10 de jan de 2013

Com gouache, acrílica, aquarela, papel toalha, papel vegetal e caneta 0,2.

Ilustração do conto "A Carta Gorda" da escritora/dramaturga Martina Sohn Fischer.

( A carta gorda )


     O sebo borrou as letras da carta que enviei, mas tenho certeza que existe um jeito de ler em voz alta. As palavras precisam ser faladas, com a língua vermelha, com muita saliva.
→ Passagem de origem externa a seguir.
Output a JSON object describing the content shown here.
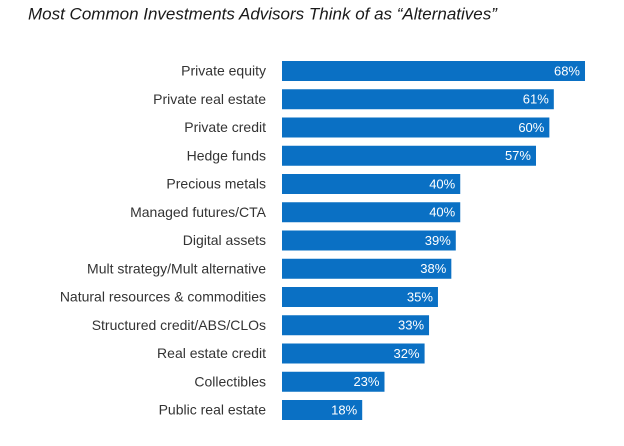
{
  "chart_data": {
    "type": "bar",
    "orientation": "horizontal",
    "title": "Most Common Investments Advisors Think of as “Alternatives”",
    "categories": [
      "Private equity",
      "Private real estate",
      "Private credit",
      "Hedge funds",
      "Precious metals",
      "Managed futures/CTA",
      "Digital assets",
      "Mult strategy/Mult alternative",
      "Natural resources & commodities",
      "Structured credit/ABS/CLOs",
      "Real estate credit",
      "Collectibles",
      "Public real estate"
    ],
    "values": [
      68,
      61,
      60,
      57,
      40,
      40,
      39,
      38,
      35,
      33,
      32,
      23,
      18
    ],
    "value_labels": [
      "68%",
      "61%",
      "60%",
      "57%",
      "40%",
      "40%",
      "39%",
      "38%",
      "35%",
      "33%",
      "32%",
      "23%",
      "18%"
    ],
    "color": "#0a70c4"
  }
}
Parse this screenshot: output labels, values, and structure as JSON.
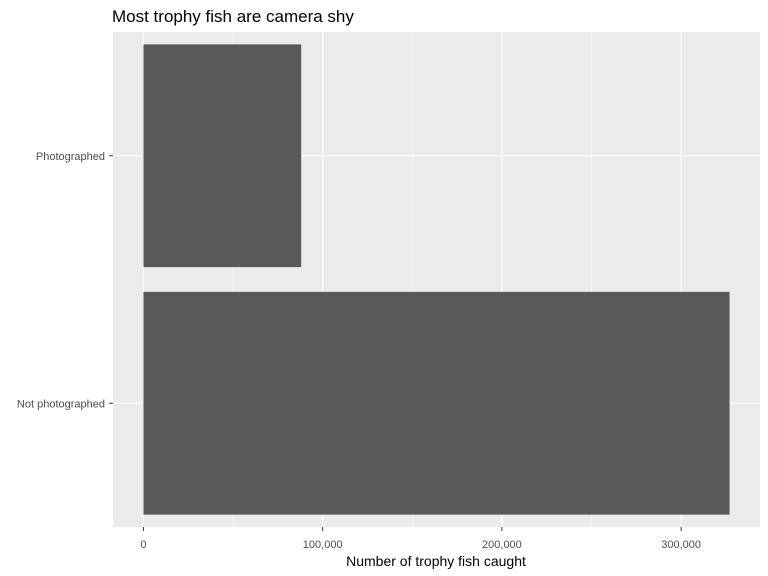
{
  "chart_data": {
    "type": "bar",
    "orientation": "horizontal",
    "title": "Most trophy fish are camera shy",
    "xlabel": "Number of trophy fish caught",
    "ylabel": "",
    "categories": [
      "Photographed",
      "Not photographed"
    ],
    "values": [
      88000,
      327000
    ],
    "xlim": [
      -17000,
      344000
    ],
    "x_ticks": [
      0,
      100000,
      200000,
      300000
    ],
    "x_tick_labels": [
      "0",
      "100,000",
      "200,000",
      "300,000"
    ],
    "grid": true,
    "legend": "none",
    "colors": {
      "bar": "#595959",
      "panel": "#ebebeb",
      "grid_major": "#ffffff",
      "tick_text": "#4d4d4d"
    }
  }
}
A carta deverá ser comida após a leitura, com tanta gordura o leitor poderá se afogar. Todos os movimentos devem ser feitos com cuidado, lentamente, a carta é pesada, o carteiro levou horas para entender o peso dela. Eu, na varanda, babei de tanto rir, me afoguei, bebi água e ri até o café ficar pronto e o cigarro apagar.
      Levei alguns dias para escrever a carta. A demora maior foi para conseguir levantar a caneta e colocá-la sobre o papel. As primeiras letras me fizeram sangrar. Escrevi aos poucos, perdia-me nela, algumas vezes passei dias perdido lá, no meio de tanta gordura, sem poder abrir os olhos. Dia a dia eu escrevia e vomitava gordura, enxugava as mãos e a boca com a manga da blusa. Depois que terminei a carta, o quarto ficou inabitável, escorregadio e carregado com um cheiro fétido esquisito. Nos últimos dias a carta gorda escreveu-se por si só, solitária e gorda, nojenta, escreveu suas palavras em suas folhas e assinou, aquilo pertencia a ela mesma, toda a gordura e tantas letras, o cheiro e o sebo, eu não tinha nada com aquilo, fui apenas o invólucro. Passei algumas noites fora do quarto ouvindo a carta se escrever gordurosa.
      Um dia ela se fechou dentro de um envelope que já continha um endereço, levei a tarde toda para levar até a caixa de correio no jardim, arrastando, suando, sem ar, finalmente consegui, depois esperei pelo carteiro, não consigo calcular quanto tempo levou.
      Agora a carta está sendo lida, sinto nos dedos um choque estranho, ainda sinto o cheiro fétido. Em voz alta, terrivelmente alta ela está sendo devorada.
A carta gorda foi devorada e eu devorei as pontas dos meus dedos, o cheiro está aqui como sombras e me devoram também. Sombras fétidas.